Advice you would give to your 25 yr old self?


#1

If you had 2 hours to spend with the 25 year old self, what’s the main piece of advice you’d want to give that version of yourself? I’m interested to know how people look back on this time in their life and what if anything they would be interested to change,

Would you want to study harder? Be braver? Invest in stocks? Learn what stocks are?

I’m turning 25 in a couple of weeks and feeling a little lost and I’m looking for a little inspiration

So minus betting on football games, explaining Donald Trump and convincing the 25 yr old version of yourself that time travel is real, what would you say?


#2

I wouldn’t want to spend two hours with that annoying, irresponsible prick. I’d let the guy fend for himself.


#3

Well, me being 25 was way back in the olden days two years ago… And I would say, “You know that weekend visit with your dad where you were going to talk about our issues and resolve them and play one last game of cards together? Yeah, you should move that up one weekend sooner.”

But all that aside, definitely be braver is a good one. Stop procrastinating and just do stuff.

@mhunyadi Your comment made me chuckle sadly… So true. :stuck_out_tongue:


#4

My twenty-five-year-old self was in 1969. My advice would be to enjoy the diversity and the sampling, and ignore the disappointment from failed searches for the right direction. Don’t be afraid to try new things, new ventures, new relationships. Don’t be concerned if things don’t go as planned; remember that plans are mental constructs, not reality. Focus on what is, but always keep an eye on what could be. Don’t be afraid to step out, to stand out, to be seen as weird. Be yourself.

Looking back nearly half a century, I see I followed this advice, and life has evolved superbly for me. oldman


#5

25 was five years ago for me. I’m not sure I’m too different now, or would have changed much, but I definitely would have written more and gotten myself out there sooner in terms of sharing my work and creating an online presence, like Wattpad, Twitter, Facebook, etc. I wasted a lot if time hiding it and only picking at my work here and there.
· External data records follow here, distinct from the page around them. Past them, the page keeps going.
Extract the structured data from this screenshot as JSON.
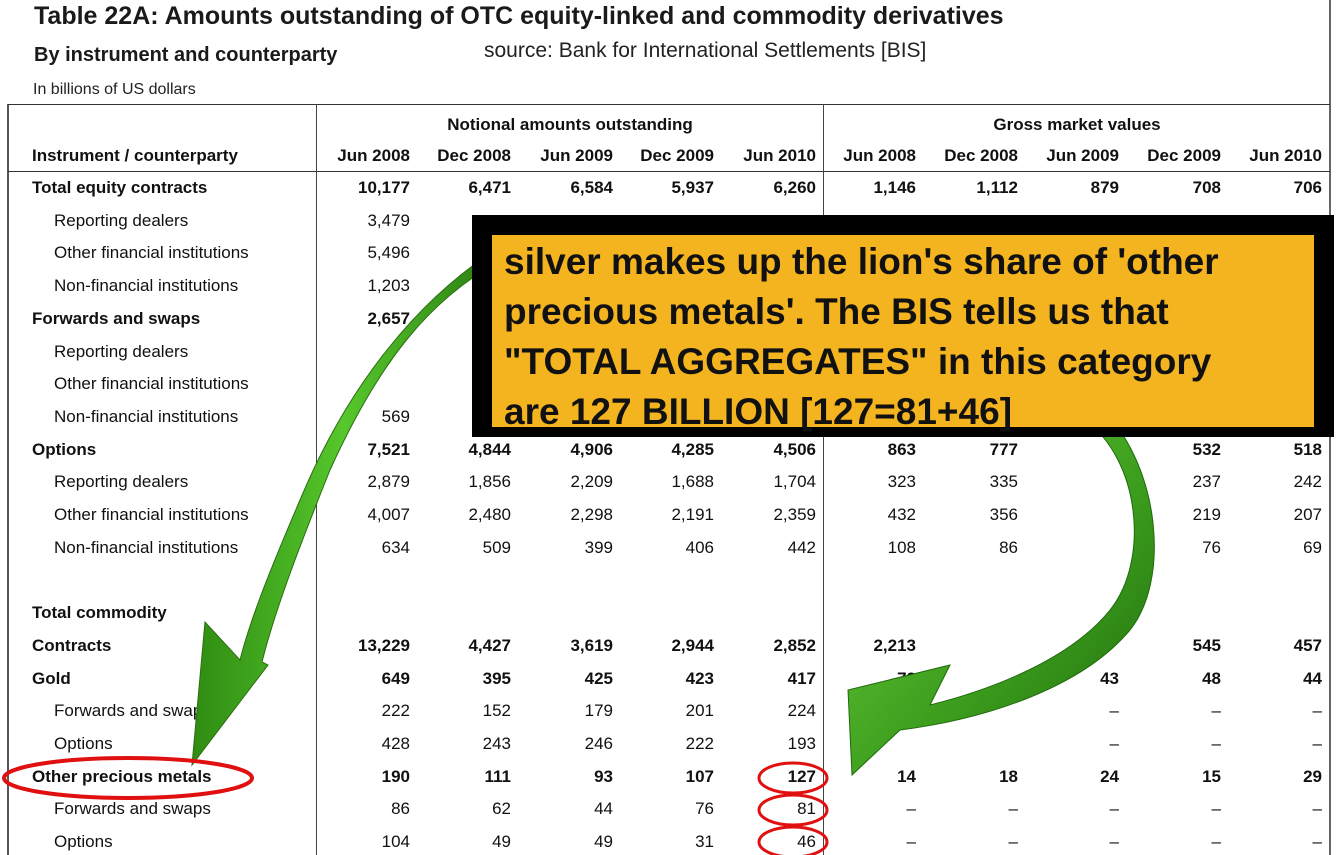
{
  "header": {
    "title": "Table 22A: Amounts outstanding of OTC equity-linked and commodity derivatives",
    "subtitle": "By instrument and counterparty",
    "source": "source:  Bank for International Settlements [BIS]",
    "units": "In billions of US dollars"
  },
  "table": {
    "label_header": "Instrument / counterparty",
    "group_notional": "Notional amounts outstanding",
    "group_gross": "Gross market values",
    "columns": [
      "Jun 2008",
      "Dec 2008",
      "Jun 2009",
      "Dec 2009",
      "Jun 2010",
      "Jun 2008",
      "Dec 2008",
      "Jun 2009",
      "Dec 2009",
      "Jun 2010"
    ],
    "rows": [
      {
        "label": "Total equity contracts",
        "style": "bold",
        "values": [
          "10,177",
          "6,471",
          "6,584",
          "5,937",
          "6,260",
          "1,146",
          "1,112",
          "879",
          "708",
          "706"
        ]
      },
      {
        "label": "Reporting dealers",
        "style": "indent",
        "values": [
          "3,479",
          "",
          "",
          "",
          "",
          "",
          "",
          "",
          "",
          ""
        ]
      },
      {
        "label": "Other financial institutions",
        "style": "indent",
        "values": [
          "5,496",
          "",
          "",
          "",
          "",
          "",
          "",
          "",
          "",
          ""
        ]
      },
      {
        "label": "Non-financial institutions",
        "style": "indent",
        "values": [
          "1,203",
          "",
          "",
          "",
          "",
          "",
          "",
          "",
          "",
          ""
        ]
      },
      {
        "label": "Forwards and swaps",
        "style": "bold",
        "values": [
          "2,657",
          "",
          "",
          "",
          "",
          "",
          "",
          "",
          "",
          ""
        ]
      },
      {
        "label": "Reporting dealers",
        "style": "indent",
        "values": [
          "",
          "",
          "",
          "",
          "",
          "",
          "",
          "",
          "",
          ""
        ]
      },
      {
        "label": "Other financial institutions",
        "style": "indent",
        "values": [
          "",
          "",
          "",
          "",
          "",
          "",
          "",
          "",
          "",
          ""
        ]
      },
      {
        "label": "Non-financial institutions",
        "style": "indent",
        "values": [
          "569",
          "",
          "",
          "",
          "",
          "",
          "",
          "",
          "",
          ""
        ]
      },
      {
        "label": "Options",
        "style": "bold",
        "values": [
          "7,521",
          "4,844",
          "4,906",
          "4,285",
          "4,506",
          "863",
          "777",
          "",
          "532",
          "518"
        ]
      },
      {
        "label": "Reporting dealers",
        "style": "indent",
        "values": [
          "2,879",
          "1,856",
          "2,209",
          "1,688",
          "1,704",
          "323",
          "335",
          "",
          "237",
          "242"
        ]
      },
      {
        "label": "Other financial institutions",
        "style": "indent",
        "values": [
          "4,007",
          "2,480",
          "2,298",
          "2,191",
          "2,359",
          "432",
          "356",
          "",
          "219",
          "207"
        ]
      },
      {
        "label": "Non-financial institutions",
        "style": "indent",
        "values": [
          "634",
          "509",
          "399",
          "406",
          "442",
          "108",
          "86",
          "",
          "76",
          "69"
        ]
      },
      {
        "label": "",
        "style": "blank",
        "values": [
          "",
          "",
          "",
          "",
          "",
          "",
          "",
          "",
          "",
          ""
        ]
      },
      {
        "label": "Total commodity",
        "style": "bold",
        "values": [
          "",
          "",
          "",
          "",
          "",
          "",
          "",
          "",
          "",
          ""
        ]
      },
      {
        "label": "Contracts",
        "style": "bold",
        "values": [
          "13,229",
          "4,427",
          "3,619",
          "2,944",
          "2,852",
          "2,213",
          "",
          "",
          "545",
          "457"
        ]
      },
      {
        "label": "Gold",
        "style": "bold",
        "values": [
          "649",
          "395",
          "425",
          "423",
          "417",
          "72",
          "",
          "43",
          "48",
          "44"
        ]
      },
      {
        "label": "Forwards and swaps",
        "style": "indent",
        "values": [
          "222",
          "152",
          "179",
          "201",
          "224",
          "",
          "",
          "–",
          "–",
          "–"
        ]
      },
      {
        "label": "Options",
        "style": "indent",
        "values": [
          "428",
          "243",
          "246",
          "222",
          "193",
          "",
          "",
          "–",
          "–",
          "–"
        ]
      },
      {
        "label": "Other precious metals",
        "style": "bold",
        "values": [
          "190",
          "111",
          "93",
          "107",
          "127",
          "14",
          "18",
          "24",
          "15",
          "29"
        ]
      },
      {
        "label": "Forwards and swaps",
        "style": "indent",
        "values": [
          "86",
          "62",
          "44",
          "76",
          "81",
          "–",
          "–",
          "–",
          "–",
          "–"
        ]
      },
      {
        "label": "Options",
        "style": "indent",
        "values": [
          "104",
          "49",
          "49",
          "31",
          "46",
          "–",
          "–",
          "–",
          "–",
          "–"
        ]
      }
    ]
  },
  "callout": {
    "lines": [
      "silver makes up the lion's share of 'other",
      "precious metals'.  The BIS tells us that",
      "\"TOTAL AGGREGATES\" in this category",
      "are 127  BILLION [127=81+46]"
    ]
  },
  "colors": {
    "callout_bg": "#f4b420",
    "callout_border": "#000000",
    "arrow_green": "#3fae1f",
    "highlight_red": "#e01010"
  }
}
And of course there are several instances where I said something stupid or was inconsiderate to my wife that I would love to go back and tell myself not to do.


#6

I thought about this recently, actually! I’m 27 so I don’t exactly have piles of wisdom to share, but there was one thing that stuck out for me.

I’d want to tell myself that going through one door doesn’t mean another door automatically closes. This is a bit of an extension on the old “when one door closes another opens” cliché, and I guess I mean that sometimes you think that you have choices in front of you, and that by choosing one you automatically reject the other, but I’ve found that’s just not true.

For example, as I finished my undergrad, I had a hard time choosing between continuing my studies in grad school or taking some time off to work. I thought that by choosing one I was denying myself the opportunities that the other could afford. But, I discovered that by going to grad school (which was the choice I made), I actually set myself up for amazing work experiences that I wouldn’t have had otherwise. And once I started working full-time, I discovered tons of professional development and continuing education opportunities. I realized that I had put so much pressure on myself to make the right decision, when either way I still had access to elements of both opportunities. I would have been fulfilled and just fine either way.

So, I would say: relax and have faith in yourself. You will find a way to do the things that matter to you - to be the person you aspire to be - no matter what.